If a malignancy is identified, treatment of the underlying tumor has been shown to be more effective than steroids in cases of PLE. Rees cited Graus's work with 200 patients that showed that treating the underlying tumor was an independent predictor of improvement/stabilization of the LE [5]. In the Humayun Gultekin et al. study of 137 patients followed for 8 months after diagnosis, 44% of patients showed improvement regardless of treatment [4]. The study also noted a greater neurological benefit in patients who received treatment for tumor rather than immunosuppression. The conclusion was that a prompt detection and treatment of underlying malignancy is the most important step in PLE.
Immunosuppression is the other arm of treatment in LE. There are currently no established protocols. In Lambert–Eaton myasthenic syndrome, another neurological PNS, plasma exchange with i.v. immunoglobulin has been an effective treatment. In other neurological PNS T-cell activation is thought to be the cause of symptomatology in which case treatment with tacrolimus and myophenolate mofetil have been attempted. Given that the exact pathogenesis is unknown in many PNS, combination treatment with plasma exchange with or without corticosteroids, cyclophosphamide and tacrolimus have been used. A specific protocol of plasma exchange or i.v. immunoglobulin with high-dose alternate day oral steroids has been suggested by Buckley [6].

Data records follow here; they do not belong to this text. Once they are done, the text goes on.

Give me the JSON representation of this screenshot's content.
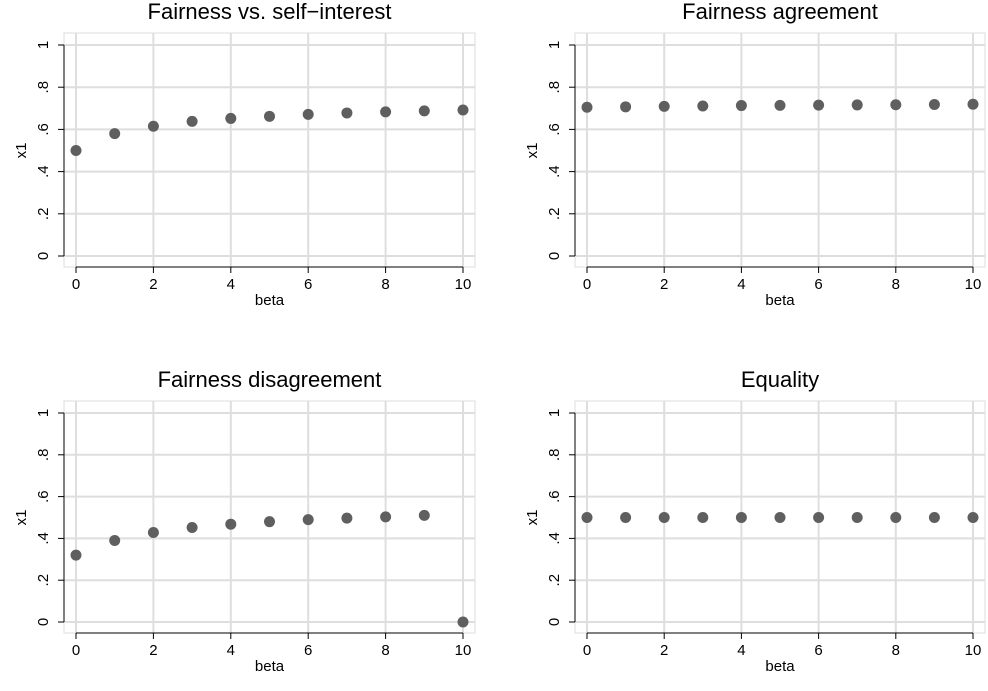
{
  "chart_data": [
    {
      "type": "scatter",
      "title": "Fairness vs. self−interest",
      "xlabel": "beta",
      "ylabel": "x1",
      "xlim": [
        0,
        10
      ],
      "ylim": [
        0,
        1
      ],
      "x_ticks": [
        "0",
        "2",
        "4",
        "6",
        "8",
        "10"
      ],
      "y_ticks": [
        "0",
        ".2",
        ".4",
        ".6",
        ".8",
        "1"
      ],
      "grid": true,
      "marker_color": "#5f5f5f",
      "x": [
        0,
        1,
        2,
        3,
        4,
        5,
        6,
        7,
        8,
        9,
        10
      ],
      "y": [
        0.5,
        0.58,
        0.615,
        0.638,
        0.652,
        0.662,
        0.671,
        0.678,
        0.683,
        0.688,
        0.692
      ]
    },
    {
      "type": "scatter",
      "title": "Fairness agreement",
      "xlabel": "beta",
      "ylabel": "x1",
      "xlim": [
        0,
        10
      ],
      "ylim": [
        0,
        1
      ],
      "x_ticks": [
        "0",
        "2",
        "4",
        "6",
        "8",
        "10"
      ],
      "y_ticks": [
        "0",
        ".2",
        ".4",
        ".6",
        ".8",
        "1"
      ],
      "grid": true,
      "marker_color": "#5f5f5f",
      "x": [
        0,
        1,
        2,
        3,
        4,
        5,
        6,
        7,
        8,
        9,
        10
      ],
      "y": [
        0.705,
        0.707,
        0.709,
        0.711,
        0.713,
        0.714,
        0.715,
        0.716,
        0.717,
        0.718,
        0.719
      ]
    },
    {
      "type": "scatter",
      "title": "Fairness disagreement",
      "xlabel": "beta",
      "ylabel": "x1",
      "xlim": [
        0,
        10
      ],
      "ylim": [
        0,
        1
      ],
      "x_ticks": [
        "0",
        "2",
        "4",
        "6",
        "8",
        "10"
      ],
      "y_ticks": [
        "0",
        ".2",
        ".4",
        ".6",
        ".8",
        "1"
      ],
      "grid": true,
      "marker_color": "#5f5f5f",
      "x": [
        0,
        1,
        2,
        3,
        4,
        5,
        6,
        7,
        8,
        9,
        10
      ],
      "y": [
        0.32,
        0.39,
        0.428,
        0.452,
        0.468,
        0.48,
        0.49,
        0.497,
        0.503,
        0.51,
        0.0
      ]
    },
    {
      "type": "scatter",
      "title": "Equality",
      "xlabel": "beta",
      "ylabel": "x1",
      "xlim": [
        0,
        10
      ],
      "ylim": [
        0,
        1
      ],
      "x_ticks": [
        "0",
        "2",
        "4",
        "6",
        "8",
        "10"
      ],
      "y_ticks": [
        "0",
        ".2",
        ".4",
        ".6",
        ".8",
        "1"
      ],
      "grid": true,
      "marker_color": "#5f5f5f",
      "x": [
        0,
        1,
        2,
        3,
        4,
        5,
        6,
        7,
        8,
        9,
        10
      ],
      "y": [
        0.5,
        0.5,
        0.5,
        0.5,
        0.5,
        0.5,
        0.5,
        0.5,
        0.5,
        0.5,
        0.5
      ]
    }
  ]
}
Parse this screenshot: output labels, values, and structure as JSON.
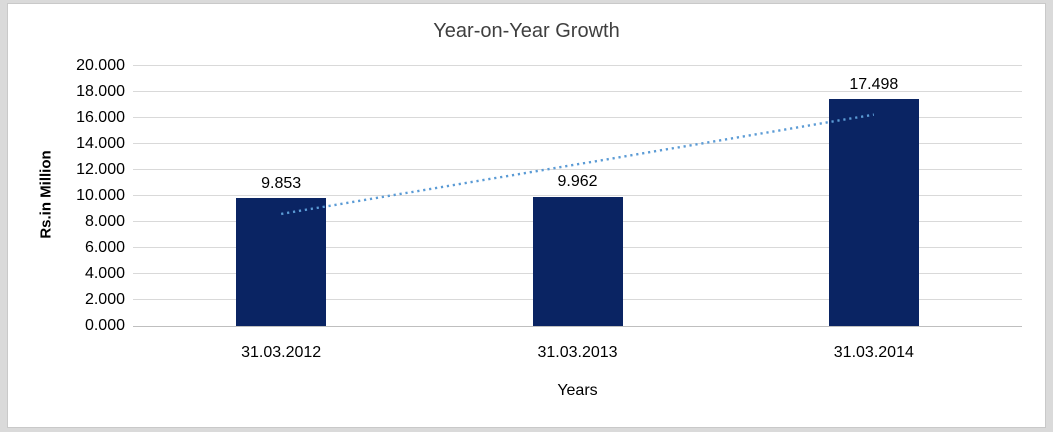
{
  "chart_data": {
    "type": "bar",
    "title": "Year-on-Year Growth",
    "xlabel": "Years",
    "ylabel": "Rs.in Million",
    "categories": [
      "31.03.2012",
      "31.03.2013",
      "31.03.2014"
    ],
    "values": [
      9.853,
      9.962,
      17.498
    ],
    "value_labels": [
      "9.853",
      "9.962",
      "17.498"
    ],
    "ylim": [
      0,
      20
    ],
    "ytick_step": 2,
    "ytick_labels": [
      "0.000",
      "2.000",
      "4.000",
      "6.000",
      "8.000",
      "10.000",
      "12.000",
      "14.000",
      "16.000",
      "18.000",
      "20.000"
    ],
    "grid": true,
    "legend_position": "none",
    "bar_color": "#0A2463",
    "gridline_color": "#D9D9D9",
    "axis_line_color": "#BFBFBF",
    "trendline": {
      "type": "linear",
      "style": "dotted",
      "color": "#5B9BD5",
      "start_value": 8.62,
      "end_value": 16.26
    }
  }
}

Whatever the protocol, the effectiveness of immunosuppressive has not been ideal in many PNS. In fact, Rees stated that use of immunosuppressives can add risk of hastening tumor growth and dissemination [5]. This highlights the importance of early detection and treatment of tumor.
The focus of treatment of LE is an early diagnosis based on clinical manifestations and MRI. The next step is a thorough evaluation for underlying cause whether it is infectious, metabolic, malignant, or idiopathic. It is reported that the neurological symptoms can pre-date the detection of tumor and the need to be diligent in follow up is implied. There are no clear guidelines to date in terms of imaging, laboratory tests or follow up in patients diagnosed with idiopathic LE for possible paraneoplastic aetiology.